A Claim Petition was filed, seeking compensation for the facial scarring.  After viewing the scar, and describing it for the record, the WCJ granted the Claim petition, finding, as required, that the “work-related injury resulted in a serious and permanent disfigurement of Claimant’s face, which is of such a character as to produce an unsightly appearance and not usually incident to the employment.”  In so doing, the WCJ awarded 40 weeks of benefits.

Unhappy with this result, Claimant appealed to the WCAB, who also viewed the scar.  The description of the scar by the WCAB was very similar to that of the WCJ.  The WCAB found that the award of 40 weeks was “outside the range normally awarded for similar scars.”  Accordingly, the WCAB modified the award to 70 weeks of benefits.

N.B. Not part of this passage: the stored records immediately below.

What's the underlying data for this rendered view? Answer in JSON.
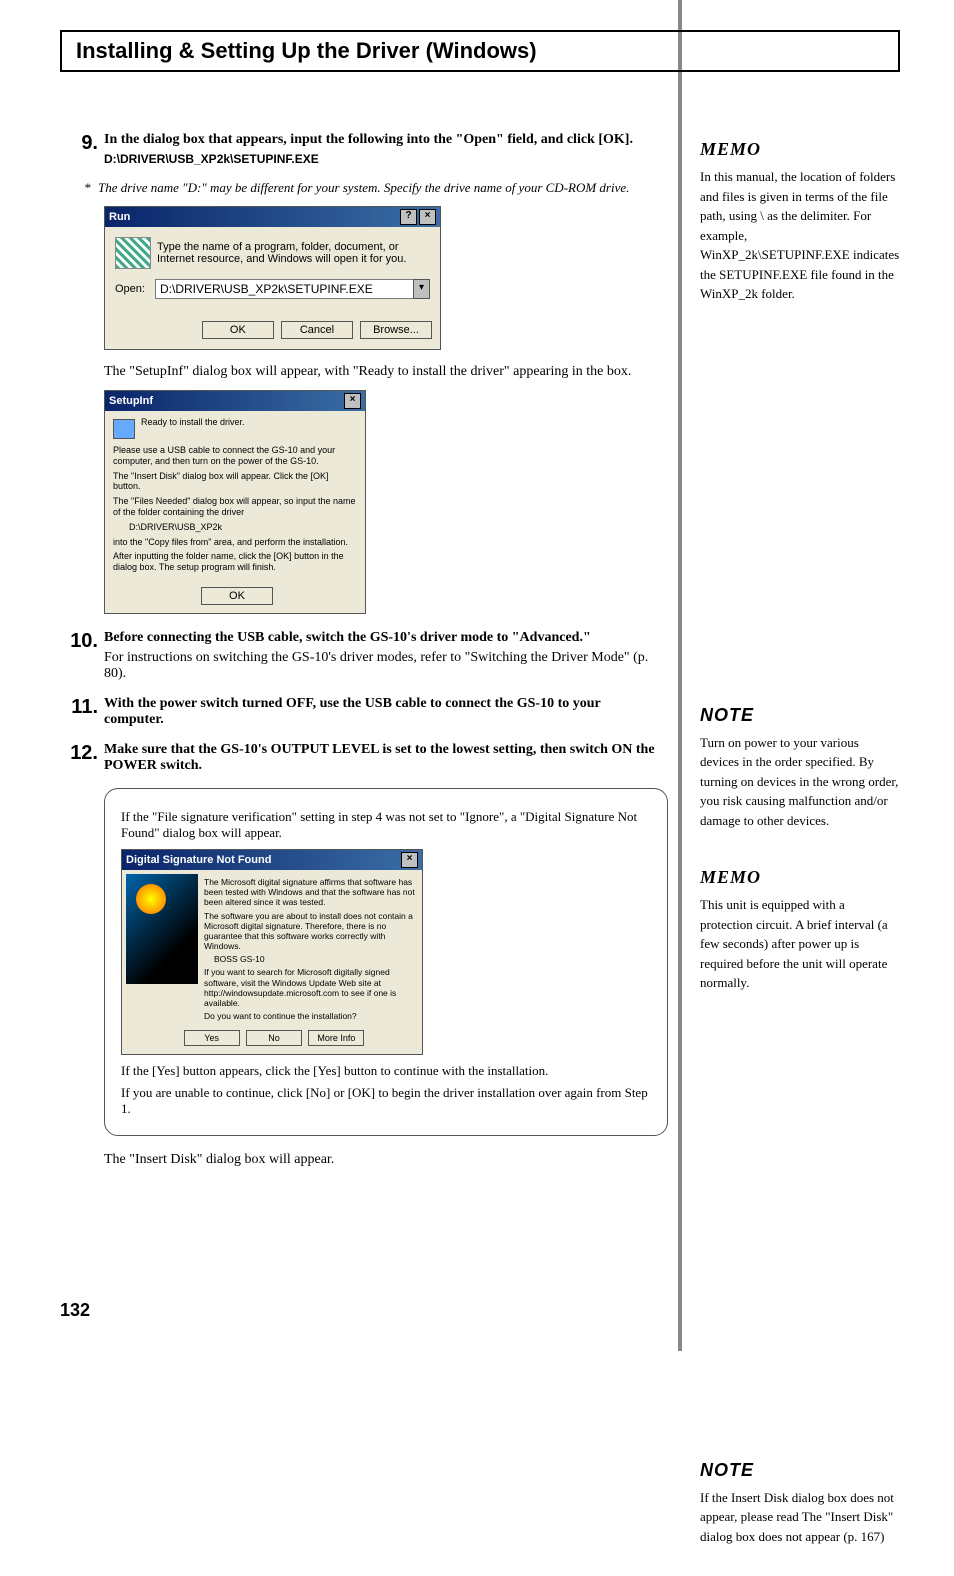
{
  "title": "Installing & Setting Up the Driver (Windows)",
  "page_number": "132",
  "steps": {
    "s9": {
      "num": "9.",
      "line1": "In the dialog box that appears, input the following into the \"Open\" field, and click [OK].",
      "path": "D:\\DRIVER\\USB_XP2k\\SETUPINF.EXE",
      "footnote_star": "*",
      "footnote": "The drive name \"D:\" may be different for your system. Specify the drive name of your CD-ROM drive."
    },
    "s10": {
      "num": "10.",
      "line1": "Before connecting the USB cable, switch the GS-10's driver mode to \"Advanced.\"",
      "line2": "For instructions on switching the GS-10's driver modes, refer to \"Switching the Driver Mode\" (p. 80)."
    },
    "s11": {
      "num": "11.",
      "line1": "With the power switch turned OFF, use the USB cable to connect the GS-10 to your computer."
    },
    "s12": {
      "num": "12.",
      "line1": "Make sure that the GS-10's OUTPUT LEVEL is set to the lowest setting, then switch ON the POWER switch."
    }
  },
  "run_dlg": {
    "title": "Run",
    "help_btn": "?",
    "close_btn": "×",
    "prompt": "Type the name of a program, folder, document, or Internet resource, and Windows will open it for you.",
    "open_label": "Open:",
    "input_value": "D:\\DRIVER\\USB_XP2k\\SETUPINF.EXE",
    "dd": "▾",
    "ok": "OK",
    "cancel": "Cancel",
    "browse": "Browse..."
  },
  "after_run": "The \"SetupInf\" dialog box will appear, with \"Ready to install the driver\" appearing in the box.",
  "setupinf": {
    "title": "SetupInf",
    "close_btn": "×",
    "ready": "Ready to install the driver.",
    "l1": "Please use a USB cable to connect the GS-10 and your computer, and then turn on the power of the GS-10.",
    "l2": "The \"Insert Disk\" dialog box will appear. Click the [OK] button.",
    "l3": "The \"Files Needed\" dialog box will appear, so input the name of the folder containing the driver",
    "path": "D:\\DRIVER\\USB_XP2k",
    "l4": "into the \"Copy files from\" area, and perform the installation.",
    "l5": "After inputting the folder name, click the [OK] button in the dialog box. The setup program will finish.",
    "ok": "OK"
  },
  "callout": {
    "p1": "If the \"File signature verification\" setting in step 4 was not set to \"Ignore\", a \"Digital Signature Not Found\" dialog box will appear.",
    "p2": "If the [Yes] button appears, click the [Yes] button to continue with the installation.",
    "p3": "If you are unable to continue, click [No] or [OK] to begin the driver installation over again from Step 1."
  },
  "dsig": {
    "title": "Digital Signature Not Found",
    "close_btn": "×",
    "p1": "The Microsoft digital signature affirms that software has been tested with Windows and that the software has not been altered since it was tested.",
    "p2": "The software you are about to install does not contain a Microsoft digital signature. Therefore, there is no guarantee that this software works correctly with Windows.",
    "prod": "BOSS GS-10",
    "p3": "If you want to search for Microsoft digitally signed software, visit the Windows Update Web site at http://windowsupdate.microsoft.com to see if one is available.",
    "q": "Do you want to continue the installation?",
    "yes": "Yes",
    "no": "No",
    "more": "More Info"
  },
  "after_callout": "The \"Insert Disk\" dialog box will appear.",
  "sidebar": {
    "memo1_label": "MEMO",
    "memo1": "In this manual, the location of folders and files is given in terms of the file path, using \\ as the delimiter. For example, WinXP_2k\\SETUPINF.EXE indicates the SETUPINF.EXE file found in the WinXP_2k folder.",
    "note1_label": "NOTE",
    "note1": "Turn on power to your various devices in the order specified. By turning on devices in the wrong order, you risk causing malfunction and/or damage to other devices.",
    "memo2_label": "MEMO",
    "memo2": "This unit is equipped with a protection circuit. A brief interval (a few seconds) after power up is required before the unit will operate normally.",
    "note2_label": "NOTE",
    "note2": "If the Insert Disk dialog box does not appear, please read The \"Insert Disk\" dialog box does not appear (p. 167)"
  }
}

The workers’ compensation insurance carrier then appealed this decision to the Commonwealth Court of Pennsylvania, who vacated the WCAB decision, and remanded it back to the WCAB for further explanation.  Though acknowledging that the WCJ is the ultimate Finder of Fact, the Court agreed that the WCAB could modify the award of benefits if it believed the award given by the WCJ was significantly outside the range most WCJs would reach.  The problem, the Court explained, is that, “the record is devoid of any evidence regarding precisely what information the Board relied upon in concluding that the WCJ’s award was significantly outside the range normally awarded for scars similar to Claimant’s scar.”

As such, the Court vacated the decision of the WCAB and remanded the case back to the WCAB for “substantial and competent evidence, that the WCJ’s award was significantly outside the range normally awarded for disfigurements similar to Claimant’s and (to)  . . . adequately explain its basis for modifying the WCJ’s award.”  As a practical matter, it is unlikely there would be sufficient basis for the WCAB to have made such a conclusion.  Therefore, it would appear that future disfigurement awards made by WCJs in Pennsylvania are likely to be undisturbed on appeal.